Manifestation Journey day 5 the road blocks
Manifestation Day 4 I
did remember to do it before going to sleep and I have a meditation on my phone. I have found
some on YouTube but there are plenty of Manifestation Meditations on Youtube, Spotify,
or other audio apps. I am finding that I
am hitting a wall on this day due to my thinking not being clear.
I don’t know if that is due to some things in my personal
life that I am learning the hard way to keep private, but I am trying to manifest
some things that I am willing to work towards, and these I realize aren’t “ disability”
things but they are “ life development
things.” So I am trying to manifest a
wider friendship circle, and deepening existing friendships through groups I
attend, and leaving groups that no longer serve me.

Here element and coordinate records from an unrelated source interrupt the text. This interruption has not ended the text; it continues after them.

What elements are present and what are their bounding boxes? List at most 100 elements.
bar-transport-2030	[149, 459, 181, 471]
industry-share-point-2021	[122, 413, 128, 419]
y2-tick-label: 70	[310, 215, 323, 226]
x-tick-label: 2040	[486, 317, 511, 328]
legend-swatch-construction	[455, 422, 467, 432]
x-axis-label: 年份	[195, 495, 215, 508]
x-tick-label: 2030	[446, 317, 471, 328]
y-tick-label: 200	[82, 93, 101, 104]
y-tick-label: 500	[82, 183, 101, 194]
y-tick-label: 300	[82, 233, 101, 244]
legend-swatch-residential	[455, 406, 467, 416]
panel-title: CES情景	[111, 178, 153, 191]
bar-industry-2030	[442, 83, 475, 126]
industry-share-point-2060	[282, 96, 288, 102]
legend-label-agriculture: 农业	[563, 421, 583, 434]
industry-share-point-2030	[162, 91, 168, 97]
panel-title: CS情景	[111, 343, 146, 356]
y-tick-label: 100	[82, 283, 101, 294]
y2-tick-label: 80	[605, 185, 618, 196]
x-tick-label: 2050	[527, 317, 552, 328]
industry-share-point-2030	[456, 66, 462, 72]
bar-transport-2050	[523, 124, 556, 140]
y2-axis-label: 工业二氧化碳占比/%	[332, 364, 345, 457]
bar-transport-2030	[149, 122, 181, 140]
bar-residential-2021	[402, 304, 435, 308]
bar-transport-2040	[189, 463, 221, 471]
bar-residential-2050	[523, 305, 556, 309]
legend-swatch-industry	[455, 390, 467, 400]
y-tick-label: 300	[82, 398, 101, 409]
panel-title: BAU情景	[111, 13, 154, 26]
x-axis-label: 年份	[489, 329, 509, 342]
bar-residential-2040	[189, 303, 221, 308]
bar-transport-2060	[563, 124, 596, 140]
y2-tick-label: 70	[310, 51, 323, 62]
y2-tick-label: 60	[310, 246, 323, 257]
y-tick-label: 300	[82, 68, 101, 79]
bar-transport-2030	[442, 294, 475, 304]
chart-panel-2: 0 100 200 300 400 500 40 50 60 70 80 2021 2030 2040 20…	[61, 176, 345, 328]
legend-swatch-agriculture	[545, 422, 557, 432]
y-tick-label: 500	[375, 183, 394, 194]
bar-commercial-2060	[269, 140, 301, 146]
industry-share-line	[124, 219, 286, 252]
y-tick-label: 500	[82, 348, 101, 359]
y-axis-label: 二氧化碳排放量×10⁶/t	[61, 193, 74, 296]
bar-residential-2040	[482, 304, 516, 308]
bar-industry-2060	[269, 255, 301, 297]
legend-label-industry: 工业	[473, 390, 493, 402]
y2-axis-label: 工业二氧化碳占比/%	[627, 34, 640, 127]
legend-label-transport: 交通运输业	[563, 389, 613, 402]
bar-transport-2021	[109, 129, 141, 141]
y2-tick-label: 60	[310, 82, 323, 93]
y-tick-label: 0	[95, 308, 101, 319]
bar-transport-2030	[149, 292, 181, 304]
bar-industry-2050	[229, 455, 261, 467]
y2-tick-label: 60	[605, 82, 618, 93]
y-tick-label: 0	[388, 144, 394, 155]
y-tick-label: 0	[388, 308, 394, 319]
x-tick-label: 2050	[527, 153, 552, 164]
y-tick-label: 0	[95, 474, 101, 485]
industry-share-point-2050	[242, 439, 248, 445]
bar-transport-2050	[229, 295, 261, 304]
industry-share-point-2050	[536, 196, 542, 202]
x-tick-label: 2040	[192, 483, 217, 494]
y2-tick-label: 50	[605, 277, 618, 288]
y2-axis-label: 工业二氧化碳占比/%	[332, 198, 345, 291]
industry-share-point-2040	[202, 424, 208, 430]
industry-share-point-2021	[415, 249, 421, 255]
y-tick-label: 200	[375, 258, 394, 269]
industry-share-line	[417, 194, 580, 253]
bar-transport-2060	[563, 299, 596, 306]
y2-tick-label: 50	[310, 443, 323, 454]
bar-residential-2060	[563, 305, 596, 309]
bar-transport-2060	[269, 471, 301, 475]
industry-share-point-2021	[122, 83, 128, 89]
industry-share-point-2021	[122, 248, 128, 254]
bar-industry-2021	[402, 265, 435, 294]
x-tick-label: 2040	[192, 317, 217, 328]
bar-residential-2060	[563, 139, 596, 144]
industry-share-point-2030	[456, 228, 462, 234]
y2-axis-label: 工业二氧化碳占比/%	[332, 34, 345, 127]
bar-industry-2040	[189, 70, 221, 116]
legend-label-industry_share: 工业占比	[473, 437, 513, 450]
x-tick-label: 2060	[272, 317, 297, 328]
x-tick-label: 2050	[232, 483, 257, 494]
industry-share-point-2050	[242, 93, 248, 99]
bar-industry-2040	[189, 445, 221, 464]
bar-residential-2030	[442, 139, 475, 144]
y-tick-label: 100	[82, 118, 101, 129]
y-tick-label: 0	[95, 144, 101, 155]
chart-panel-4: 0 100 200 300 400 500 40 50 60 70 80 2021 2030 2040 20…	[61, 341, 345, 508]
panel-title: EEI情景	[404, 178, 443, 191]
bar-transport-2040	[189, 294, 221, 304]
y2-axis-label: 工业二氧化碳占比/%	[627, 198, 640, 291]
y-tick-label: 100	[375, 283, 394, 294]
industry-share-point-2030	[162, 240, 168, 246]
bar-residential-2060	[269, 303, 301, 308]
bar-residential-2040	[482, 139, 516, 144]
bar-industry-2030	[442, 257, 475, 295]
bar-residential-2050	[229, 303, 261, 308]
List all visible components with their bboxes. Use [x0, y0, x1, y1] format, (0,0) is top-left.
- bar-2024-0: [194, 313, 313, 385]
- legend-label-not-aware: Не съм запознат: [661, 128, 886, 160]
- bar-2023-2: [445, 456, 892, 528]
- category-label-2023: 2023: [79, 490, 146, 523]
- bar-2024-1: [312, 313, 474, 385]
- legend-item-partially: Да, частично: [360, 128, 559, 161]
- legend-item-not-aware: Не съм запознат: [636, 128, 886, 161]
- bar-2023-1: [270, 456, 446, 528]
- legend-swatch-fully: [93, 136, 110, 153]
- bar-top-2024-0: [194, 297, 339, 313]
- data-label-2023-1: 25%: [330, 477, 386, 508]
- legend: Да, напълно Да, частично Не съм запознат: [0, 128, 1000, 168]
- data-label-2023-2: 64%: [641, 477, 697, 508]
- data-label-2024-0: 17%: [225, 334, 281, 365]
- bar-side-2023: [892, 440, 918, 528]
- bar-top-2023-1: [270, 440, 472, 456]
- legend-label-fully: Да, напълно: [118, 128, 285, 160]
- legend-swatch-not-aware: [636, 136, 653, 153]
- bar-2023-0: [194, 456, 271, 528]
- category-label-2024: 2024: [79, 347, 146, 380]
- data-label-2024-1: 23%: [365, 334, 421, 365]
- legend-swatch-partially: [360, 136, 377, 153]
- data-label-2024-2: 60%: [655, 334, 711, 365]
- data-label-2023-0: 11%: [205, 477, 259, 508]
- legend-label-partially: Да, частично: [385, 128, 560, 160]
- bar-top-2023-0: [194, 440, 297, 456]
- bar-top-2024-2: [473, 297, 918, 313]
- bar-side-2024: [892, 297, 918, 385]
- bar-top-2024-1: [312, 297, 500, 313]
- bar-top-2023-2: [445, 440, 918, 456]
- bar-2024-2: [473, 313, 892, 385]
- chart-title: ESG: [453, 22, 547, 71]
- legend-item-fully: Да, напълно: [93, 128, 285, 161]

I am trying to heal some relationships that I won’t go into
but I have realized that all relationships take work and sometimes that work is
easy and sometimes it’s hard. I am also working towards not being entitled as
well, this is a hard one as I am still working out if it’s entitlement or if it’s
asking for support and consistency in support. But I also have been emotional
and run down and this hasn’t helped some situations.
With the meditations, I am also realising the danger of having
a phone in the bedroom due to the allure of being on it when I can’t sleep and
this can be dangerous, so this is where having pre-programmed settings of bedtime
is a good idea. But I live with chronic pain so sometimes being on the phone at
least resting the body is what I can do.
I will keep going as they say I need to do it for 30 to 90
days and that you can’t manifest a different timeline overnight, we don’t own a Tardis or are a time lord, but some
meditations say you can, but I didn’t use to believe but I see that it has
quite a cross over with physics in a weird way, and some of what they
considered thought experiments are being proven about “ vibrations” and at the
end of the day it’s a visualization that can help us define what we want out of
life.
For me it is quite personal what I want out of life but I am
starting to heal what I need to and that is a start.